Parmi ces hommes, le narrateur, qui se dit « différent des autres ». de sa vie, qu'il nous dévoile peu à peu, nous apprenons qu'il a purgé une peine de quatre ans de prison pour le meurtre de sa femme adultère, à qui il voue toujours une haine tenace. Et tandis que le chantier progresse à grands coups de dynamite et que les habitants du village – présences furtives et fantomatiques – rassemblent à la hâte les ossements de leurs morts et s'apprêtent au départ, le narrateur développe à leur égard une empathie étrange et bouleversée…

La culpabilité et le besoin éperdu de rédemption et d'apaisement sont au coeur de ce très beau roman où la nature est omniprésente.
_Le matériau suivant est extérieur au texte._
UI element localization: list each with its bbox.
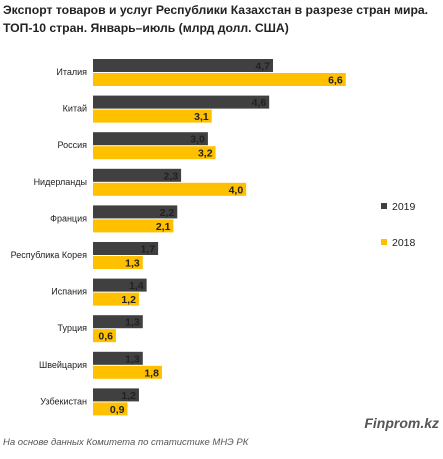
data-label: 1,3: [125, 353, 140, 365]
data-label: 3,2: [198, 148, 213, 160]
bar-2019: [93, 59, 274, 72]
bar-2018: [93, 219, 174, 233]
data-label: 4,0: [229, 184, 244, 196]
bar-2019: [93, 205, 178, 219]
data-label: 2,1: [156, 221, 171, 233]
data-label: 2,2: [160, 207, 175, 219]
bar-2019: [93, 242, 159, 255]
data-label: 1,2: [121, 390, 136, 402]
chart-title: Экспорт товаров и услуг Республики Казах…: [3, 3, 429, 35]
bar-2018: [93, 73, 346, 86]
category-label: Швейцария: [39, 360, 87, 370]
data-label: 6,6: [328, 75, 343, 87]
category-label: Республика Корея: [11, 250, 88, 260]
legend-swatch: [381, 203, 387, 209]
data-label: 2,3: [163, 170, 178, 182]
bar-2019: [93, 315, 143, 329]
bar-2019: [93, 95, 270, 109]
legend: 2019 2018: [381, 201, 416, 249]
category-label: Испания: [51, 287, 87, 297]
bar-2019: [93, 351, 143, 365]
bar-2019: [93, 278, 147, 292]
bar-2019: [93, 132, 208, 146]
data-label: 4,6: [252, 97, 267, 109]
bar-2018: [93, 365, 162, 379]
category-label: Турция: [58, 323, 88, 333]
category-label: Россия: [57, 140, 87, 150]
data-label: 1,3: [125, 258, 140, 270]
data-label: 1,7: [141, 244, 156, 256]
data-label: 0,9: [110, 404, 125, 416]
bar-2018: [93, 256, 143, 269]
source-note: На основе данных Комитета по статистике …: [3, 437, 249, 448]
legend-swatch: [381, 239, 387, 245]
bar-2018: [93, 146, 216, 160]
data-label: 1,4: [129, 280, 144, 292]
bar-2018: [93, 292, 139, 306]
bar-2018: [93, 182, 247, 196]
category-label: Нидерланды: [34, 177, 87, 187]
data-label: 3,0: [190, 134, 205, 146]
data-label: 4,7: [255, 61, 270, 73]
bar-2019: [93, 388, 139, 402]
legend-label: 2018: [392, 237, 416, 249]
data-label: 1,8: [144, 367, 159, 379]
data-label: 1,2: [121, 294, 136, 306]
bar-2018: [93, 109, 212, 123]
category-label: Узбекистан: [40, 396, 87, 406]
data-label: 0,6: [98, 331, 113, 343]
labels-layer: Италия 4,7 6,6 Китай 4,6 3,1 Россия 3,0 3,2 Нидер…: [11, 61, 343, 416]
bars-layer: [93, 59, 346, 416]
legend-label: 2019: [392, 201, 416, 213]
bar-2018: [93, 402, 128, 416]
category-label: Франция: [50, 213, 87, 223]
category-label: Китай: [63, 104, 87, 114]
category-label: Италия: [56, 67, 87, 77]
bar-2018: [93, 329, 116, 343]
data-label: 3,1: [194, 111, 209, 123]
data-label: 1,3: [125, 317, 140, 329]
bar-2019: [93, 168, 182, 182]
brand-logo: Finprom.kz: [364, 415, 439, 431]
La montagne, la forêt et la pluie, obsédante, dressent un théâtre d'ombres et de brouillard, un huis-clos étouffant où se jouent le drame d'une communauté préservée amenée à disparaître sous l'irrésistible avancée du progrès et des nécessités économiques, et le destin d'un homme à l'âme troublée et comme marqué au front par le sceau du sang répandu et de la faute.

Un roman sombre et fort qui monte peu à peu en puissance jusqu'à son dénouement final, et une belle lecture – bien que l'écriture (la traduction ?) ne m'ait pas tout à fait enthousiasmée.